Any actuary who is a member of one of the five US-based actuarial organizations is bound by this Code.  Similar rules apply to our friends in the Canadian Institute of Actuaries (yep, their acronym is CIA).

 

If your hypothetical involved an actuary, the COPC would impact the actuary in multiple ways.  To my reading, these are the most obvious:

Precept 1.  Uphold the reputation of the profession.  In your hypothetical, the actuary must consider whether the public image of such action might be detrimental, whether or not there was a conflict.

Precept 2.  Is the actuary qualified to represent the client before the relevant agency?
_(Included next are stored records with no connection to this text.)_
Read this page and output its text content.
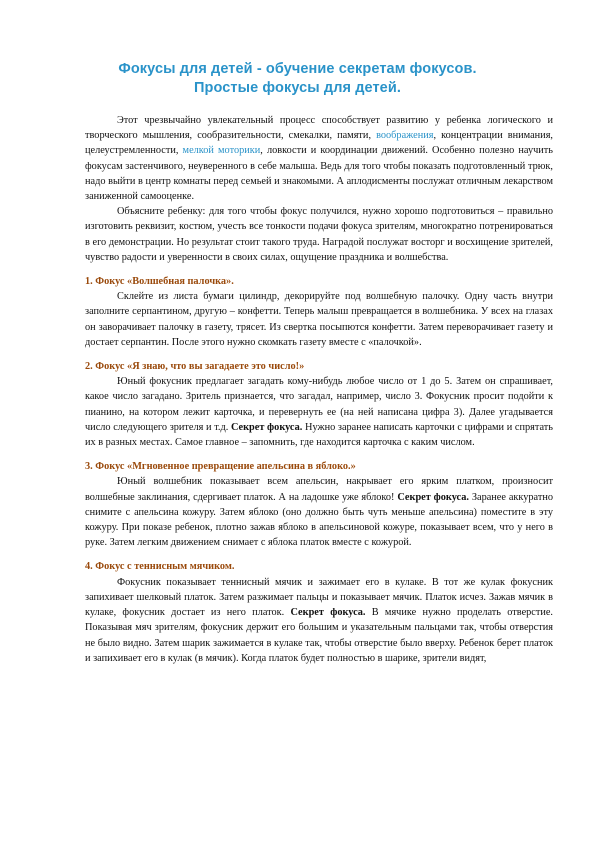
Фокусы для детей - обучение секретам фокусов.
Простые фокусы для детей.

Этот чрезвычайно увлекательный процесс способствует развитию у ребенка логического и творческого мышления, сообразительности, смекалки, памяти, воображения, концентрации внимания, целеустремленности, мелкой моторики, ловкости и координации движений. Особенно полезно научить фокусам застенчивого, неуверенного в себе малыша. Ведь для того чтобы показать подготовленный трюк, надо выйти в центр комнаты перед семьей и знакомыми. А аплодисменты послужат отличным лекарством заниженной самооценке.

Объясните ребенку: для того чтобы фокус получился, нужно хорошо подготовиться – правильно изготовить реквизит, костюм, учесть все тонкости подачи фокуса зрителям, многократно потренироваться в его демонстрации. Но результат стоит такого труда. Наградой послужат восторг и восхищение зрителей, чувство радости и уверенности в своих силах, ощущение праздника и волшебства.

1. Фокус «Волшебная палочка».

Склейте из листа бумаги цилиндр, декорируйте под волшебную палочку. Одну часть внутри заполните серпантином, другую – конфетти. Теперь малыш превращается в волшебника. У всех на глазах он заворачивает палочку в газету, трясет. Из свертка посыпются конфетти. Затем переворачивает газету и достает серпантин. После этого нужно скомкать газету вместе с «палочкой».

2. Фокус «Я знаю, что вы загадаете это число!»

Юный фокусник предлагает загадать кому-нибудь любое число от 1 до 5. Затем он спрашивает, какое число загадано. Зритель признается, что загадал, например, число 3. Фокусник просит подойти к пианино, на котором лежит карточка, и перевернуть ее (на ней написана цифра 3). Далее угадывается число следующего зрителя и т.д. Секрет фокуса. Нужно заранее написать карточки с цифрами и спрятать их в разных местах. Самое главное – запомнить, где находится карточка с каким числом.

3. Фокус «Мгновенное превращение апельсина в яблоко.»

Юный волшебник показывает всем апельсин, накрывает его ярким платком, произносит волшебные заклинания, сдергивает платок. А на ладошке уже яблоко! Секрет фокуса. Заранее аккуратно снимите с апельсина кожуру. Затем яблоко (оно должно быть чуть меньше апельсина) поместите в эту кожуру. При показе ребенок, плотно зажав яблоко в апельсиновой кожуре, показывает всем, что у него в руке. Затем легким движением снимает с яблока платок вместе с кожурой.

4. Фокус с теннисным мячиком.

Фокусник показывает теннисный мячик и зажимает его в кулаке. В тот же кулак фокусник запихивает шелковый платок. Затем разжимает пальцы и показывает мячик. Платок исчез. Зажав мячик в кулаке, фокусник достает из него платок. Секрет фокуса. В мячике нужно проделать отверстие. Показывая мяч зрителям, фокусник держит его большим и указательным пальцами так, чтобы отверстия не было видно. Затем шарик зажимается в кулаке так, чтобы отверстие было вверху. Ребенок берет платок и запихивает его в кулак (в мячик). Когда платок будет полностью в шарике, зрители видят,
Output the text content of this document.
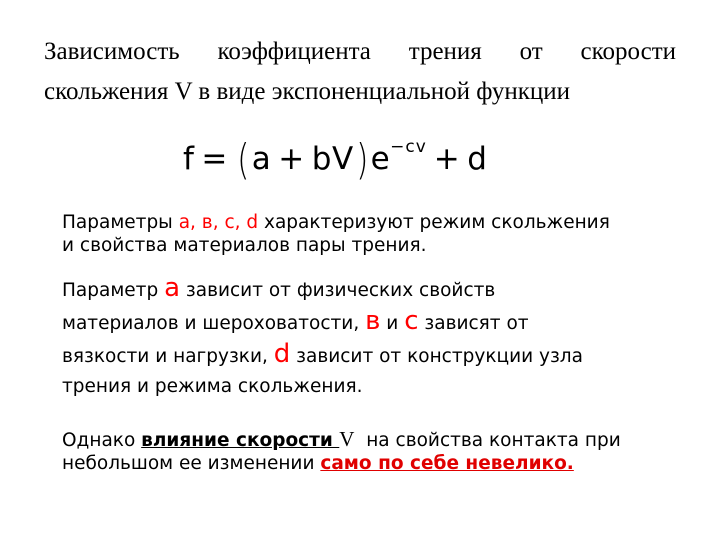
Зависимость коэффициента трения от скорости
скольжения V в виде экспоненциальной функции
$f = (a + bV)e^{-cv} + d$

Параметры a, в, c, d характеризуют режим скольжения
и свойства материалов пары трения.

Параметр а зависит от физических свойств
материалов и шероховатости, в и с зависят от
вязкости и нагрузки, d зависит от конструкции узла
трения и режима скольжения.

Однако влияние скорости V  на свойства контакта при
небольшом ее изменении само по себе невелико.
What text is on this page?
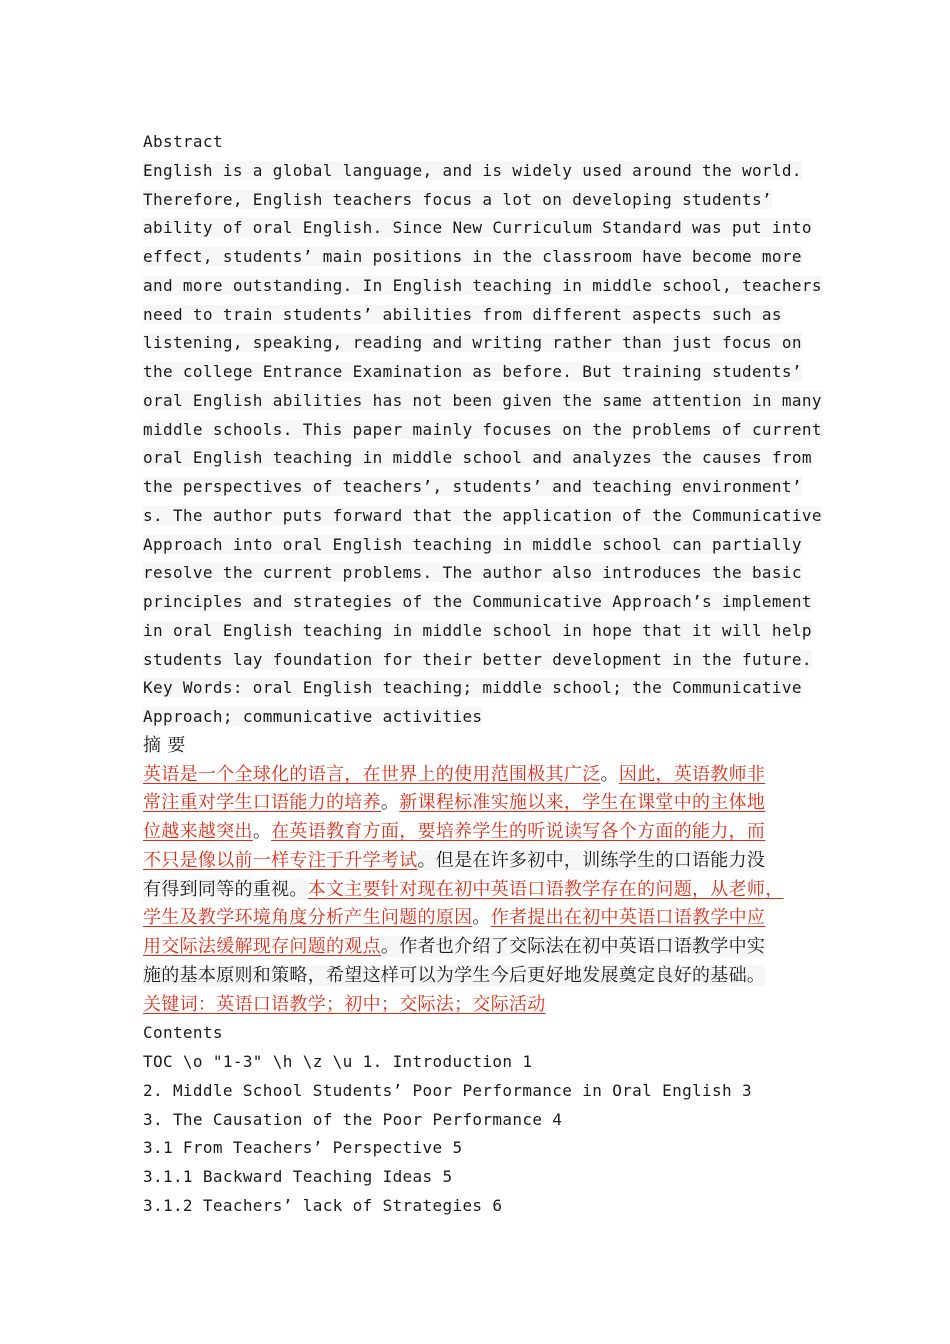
Abstract
English is a global language, and is widely used around the world.
Therefore, English teachers focus a lot on developing students’
ability of oral English. Since New Curriculum Standard was put into
effect, students’ main positions in the classroom have become more
and more outstanding. In English teaching in middle school, teachers
need to train students’ abilities from different aspects such as
listening, speaking, reading and writing rather than just focus on
the college Entrance Examination as before. But training students’
oral English abilities has not been given the same attention in many
middle schools. This paper mainly focuses on the problems of current
oral English teaching in middle school and analyzes the causes from
the perspectives of teachers’, students’ and teaching environment’
s. The author puts forward that the application of the Communicative
Approach into oral English teaching in middle school can partially
resolve the current problems. The author also introduces the basic
principles and strategies of the Communicative Approach’s implement
in oral English teaching in middle school in hope that it will help
students lay foundation for their better development in the future.
Key Words: oral English teaching; middle school; the Communicative
Approach; communicative activities
摘 要
英语是一个全球化的语言，在世界上的使用范围极其广泛。因此，英语教师非
常注重对学生口语能力的培养。新课程标准实施以来，学生在课堂中的主体地
位越来越突出。在英语教育方面，要培养学生的听说读写各个方面的能力，而
不只是像以前一样专注于升学考试。但是在许多初中，训练学生的口语能力没
有得到同等的重视。本文主要针对现在初中英语口语教学存在的问题，从老师，
学生及教学环境角度分析产生问题的原因。作者提出在初中英语口语教学中应
用交际法缓解现存问题的观点。作者也介绍了交际法在初中英语口语教学中实
施的基本原则和策略，希望这样可以为学生今后更好地发展奠定良好的基础。
关键词：英语口语教学；初中；交际法；交际活动
Contents
TOC \o "1-3" \h \z \u 1. Introduction 1
2. Middle School Students’ Poor Performance in Oral English 3
3. The Causation of the Poor Performance 4
3.1 From Teachers’ Perspective 5
3.1.1 Backward Teaching Ideas 5
3.1.2 Teachers’ lack of Strategies 6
Precept 7.  Full disclosure to any relevant parties of an actual or potential conflict of interest, and prior agreement by relevant parties.

 

 

I'm a retirement actuary. Nothing about my comments is intended or should be construed as investment, tax, legal or accounting advice. Occasionally, but not all the time, it might be reasonable to interpret my comments as actuarial or consulting advice.

Posted

Flyboyjohn, ESOP Guy, and David Rigby, thank you for the helpful observations.

 

Peter Gulia PC

Fiduciary Guidance Counsel

Philadelphia, Pennsylvania

215-732-1552

Peter@FiduciaryGuidanceCounsel.com

Posted

As a CPA and lawyer with a Big Four for over 20 years in DC, I do not recognize this as a significant problem. Don't know that any of the myriad independence rules in the Code or ERISA or SEC change this. Remember that actuaries have different standards which I am well aware of. 

Typically, accounting firms often refer these issues to their consulting units to correct, if they have such consulting units.

I'd be interested what anyone else feels might impair independence in this regard.